De l’ouvrage, la refusance apparaît comme une autre manière d’échapper au dilemme intérieur auquel tout exécuteur est confronté : d’un côté l’injonction morale et idéologique à tuer des non-combattants et de l’autre la commission d’actes inhumains hors normes, des horreurs. « Le refusant est donc celui qui, dans la balance de ce dilemme, n’a pas assez de “bonnes raisons” et n’adhère pas suffisamment à la “morale” des autres pour que ce terme l’emporte. Le refusant, dans cette perspective, reste quelqu’un qui n’est pas assez convaincu pour parvenir à dépasser sa répulsion à tuer. Les exécuteurs, eux, réussissent à la dominer » (p. 97).

L’ouvrage apporte des informations à la fois sur les exécuteurs et sur les refusants. Mais, le manque d’éléments concernant ces derniers crée parfois un déséquilibre entre la connaissance sur les exécuteurs et celle sur les refusants. Si les travaux de P. Breton permettent de lever un voile sur une figure peu étudiée, il aurait été intéressant de faire référence à d’autres figures comme celle du désobéissant (cf. par exemple, Pedretti M, La figure du désobéissant en politique, Paris, L’Harmattan, 2001 ou nos propres travaux de thèse [6]). De plus, même si l’auteur mobilise essentiellement des travaux portant sur les terrains qu’il étudie (sans toute fois nous dire clairement s’il a consulté des matériaux de première main), il aurait été intéressant de faire référence à quelques travaux de sociologie de la déviance qui auraient permis d’apporter des réponses aux motifs des passages à l’acte. Signalons, parmi l’ensemble des vertus de cet ouvrage, qu’un grand nombre de résultats exposés peuvent aisément se transposer dans d’autres contextes de domination (par exemple ceux de certaines entreprises) et qu’il donne envie de lire (ou de relire) un certain nombre d’ouvrages cités, mobilisés par l’auteur, ce qui n’est pas la moindre de ses qualités.

NOTES

[1Sociologue, Groupe de Recherche en Sciences Sociales

[2L’exclusion du groupe d’appartenance est évitée en demandant par anticipation une autre affectation ou en endossant l’étiquette de « chiffe molle », de « lâche », de « petite nature ». Ce sont donc des moyens auxquels les refusants peuvent recourir afin de ne pas faire « le sale boulot » sans pour autant être exclus du groupe.
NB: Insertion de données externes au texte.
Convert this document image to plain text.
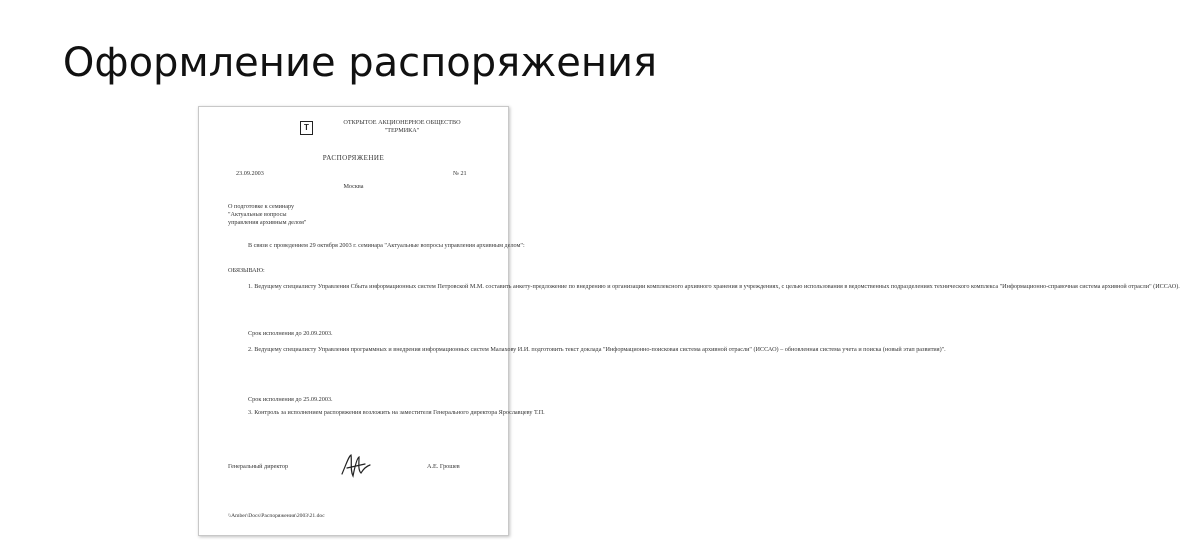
Оформление распоряжения
Т
ОТКРЫТОЕ АКЦИОНЕРНОЕ ОБЩЕСТВО
"ТЕРМИКА"
РАСПОРЯЖЕНИЕ
23.09.2003	№ 21
Москва
О подготовке к семинару
"Актуальные вопросы
управления архивным делом"
В связи с проведением 29 октября 2003 г. семинара "Актуальные вопросы управления архивным делом":
ОБЯЗЫВАЮ:
1. Ведущему специалисту Управления Сбыта информационных систем Петровской М.М. составить анкету-предложение по внедрению и организации комплексного архивного хранения в учреждениях, с целью использования в ведомственных подразделениях технического комплекса "Информационно-справочная система архивной отрасли" (ИССАО).
Срок исполнения до 20.09.2003.
2. Ведущему специалисту Управления программных и внедрения информационных систем Малахову И.И. подготовить текст доклада "Информационно-поисковая система архивной отрасли" (ИССАО) – обновленная система учета и поиска (новый этап развития)".
Срок исполнения до 25.09.2003.
3. Контроль за исполнением распоряжения возложить на заместителя Генерального директора Ярославцеву Т.П.
Генеральный директор	А.Е. Грошев
\\Amber\Docs\Распоряжения\2003\21.doc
[3Cf. par exemple, Browning C., Des hommes ordinaires. Le 101e bataillon de réserve de la police allemande et la solution finale en Pologne, Paris, Tallandier, 1992/2007.

[4Mayer A., La « solution finale » dans l’histoire, Paris, La Découverte, 1990.

[5Qui sont plus de l’ordre des moyens que de celui des finalités.

[6Cléach O, La désobéissance dans une organisation d’ordre, Thèse de sociologie, Université Paris-Dauphine, mai 2007.